Bitte seid aufmerksamer!
Liebe Frauen, ich möchte keine Panik machen. Natürlich soll sich niemand in seiner Freiheit eingeschränkt fühlen. Ich bin die letzte, die ihr Leben aufgrund von Angst oder Panik einschränkt. Für mich wäre es das Schlimmste, wenn ich nicht mehr alleine rausgehen könnte und auf andere Personen angewiesen wäre. Es ist jedoch ein Aufruf, ein wenig aufmerksamer durch die Stadt zu gehen – vor allem bei Nacht. Wie viele von euch haben ihre Kopfhörer drinnen, wenn sie am Abend unterwegs sind? Wie viele starren unentwegt auf ihr Smartphone, ohne auch nur irgendwas um sich herum mitzubekommen? Und da will ich mich keinesfalls ausnehmen. Doch seit dem Vorfall gehe ich aufmerksamer durch die Straßen. Ich beobachte die Menschen um mich herum.

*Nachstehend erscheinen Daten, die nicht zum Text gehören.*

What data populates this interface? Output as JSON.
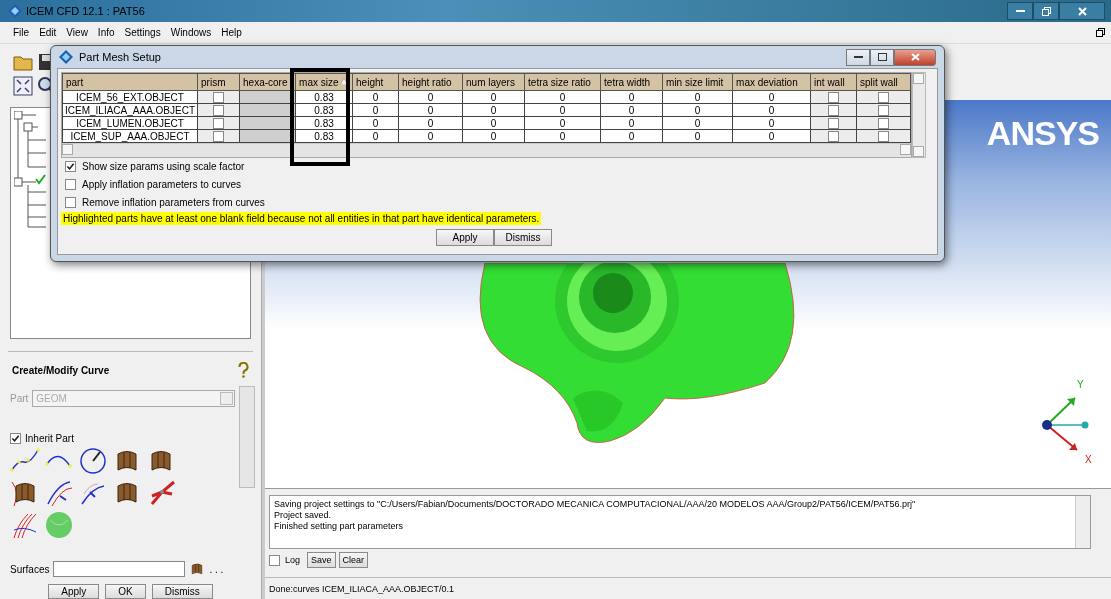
{
  "app_window": {
    "title": "ICEM CFD 12.1 : PAT56"
  },
  "menu": [
    "File",
    "Edit",
    "View",
    "Info",
    "Settings",
    "Windows",
    "Help"
  ],
  "dialog": {
    "title": "Part Mesh Setup",
    "columns": [
      {
        "label": "part",
        "sorted": false
      },
      {
        "label": "prism",
        "sorted": false
      },
      {
        "label": "hexa-core",
        "sorted": false
      },
      {
        "label": "max size",
        "sorted": true
      },
      {
        "label": "height",
        "sorted": false
      },
      {
        "label": "height ratio",
        "sorted": false
      },
      {
        "label": "num layers",
        "sorted": false
      },
      {
        "label": "tetra size ratio",
        "sorted": false
      },
      {
        "label": "tetra width",
        "sorted": false
      },
      {
        "label": "min size limit",
        "sorted": false
      },
      {
        "label": "max deviation",
        "sorted": false
      },
      {
        "label": "int wall",
        "sorted": false
      },
      {
        "label": "split wall",
        "sorted": false
      }
    ],
    "rows": [
      {
        "part": "ICEM_56_EXT.OBJECT",
        "prism": false,
        "values": [
          "0.83",
          "0",
          "0",
          "0",
          "0",
          "0",
          "0",
          "0"
        ],
        "int_wall": false,
        "split_wall": false
      },
      {
        "part": "ICEM_ILIACA_AAA.OBJECT",
        "prism": false,
        "values": [
          "0.83",
          "0",
          "0",
          "0",
          "0",
          "0",
          "0",
          "0"
        ],
        "int_wall": false,
        "split_wall": false
      },
      {
        "part": "ICEM_LUMEN.OBJECT",
        "prism": false,
        "values": [
          "0.83",
          "0",
          "0",
          "0",
          "0",
          "0",
          "0",
          "0"
        ],
        "int_wall": false,
        "split_wall": false
      },
      {
        "part": "ICEM_SUP_AAA.OBJECT",
        "prism": false,
        "values": [
          "0.83",
          "0",
          "0",
          "0",
          "0",
          "0",
          "0",
          "0"
        ],
        "int_wall": false,
        "split_wall": false
      }
    ],
    "options": [
      {
        "label": "Show size params using scale factor",
        "checked": true
      },
      {
        "label": "Apply inflation parameters to curves",
        "checked": false
      },
      {
        "label": "Remove inflation parameters from curves",
        "checked": false
      }
    ],
    "notice": "Highlighted parts have at least one blank field because not all entities in that part have identical parameters.",
    "buttons": [
      "Apply",
      "Dismiss"
    ]
  },
  "left_panel": {
    "title": "Create/Modify Curve",
    "part_label": "Part",
    "part_value": "GEOM",
    "inherit_part": {
      "label": "Inherit Part",
      "checked": true
    },
    "surfaces_label": "Surfaces",
    "more": ". . .",
    "buttons": [
      "Apply",
      "OK",
      "Dismiss"
    ]
  },
  "viewport": {
    "logo": "ANSYS",
    "axis_labels": [
      "Y",
      "X"
    ]
  },
  "log": {
    "lines": [
      "Saving project settings to \"C:/Users/Fabian/Documents/DOCTORADO MECANICA COMPUTACIONAL/AAA/20 MODELOS AAA/Group2/PAT56/ICEM/PAT56.prj\"",
      "Project saved.",
      "Finished setting part parameters"
    ],
    "log_option": {
      "label": "Log",
      "checked": false
    },
    "buttons": [
      "Save",
      "Clear"
    ]
  },
  "status_bar": "Done:curves ICEM_ILIACA_AAA.OBJECT/0.1"
}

Ich merke mir Leute, wenn sie mir aufgrund ihres Verhaltens auffallen. Und falls wirklich etwas sein sollte, kann ich viel schneller reagieren. Ich bin schneller, weil ich mich nicht erst sammeln und analysieren muss, was um mich geschieht.
Nichts passiert
Sarah und Alina waren zum Glück aufmerksam. Wer weiß, wie die Geschichte sonst ausgegangen wäre. Doch verarbeitet haben sie den Vorfall bei weitem noch nicht. Es ist ein langer Prozess bis sie wieder im Dunkeln einschlafen können, bis sie nicht mitten in der Nacht schweißgebadet aufwachen, keine Alpträume mehr haben und wieder alleine unterwegs sein können. Und das, obwohl „nichts passiert“ ist. „Ich möchte mir nicht vorstellen, wie es Frauen geht, bei denen der Täter nicht die Flucht ergreift“, überlegt Sarah und muss schlucken.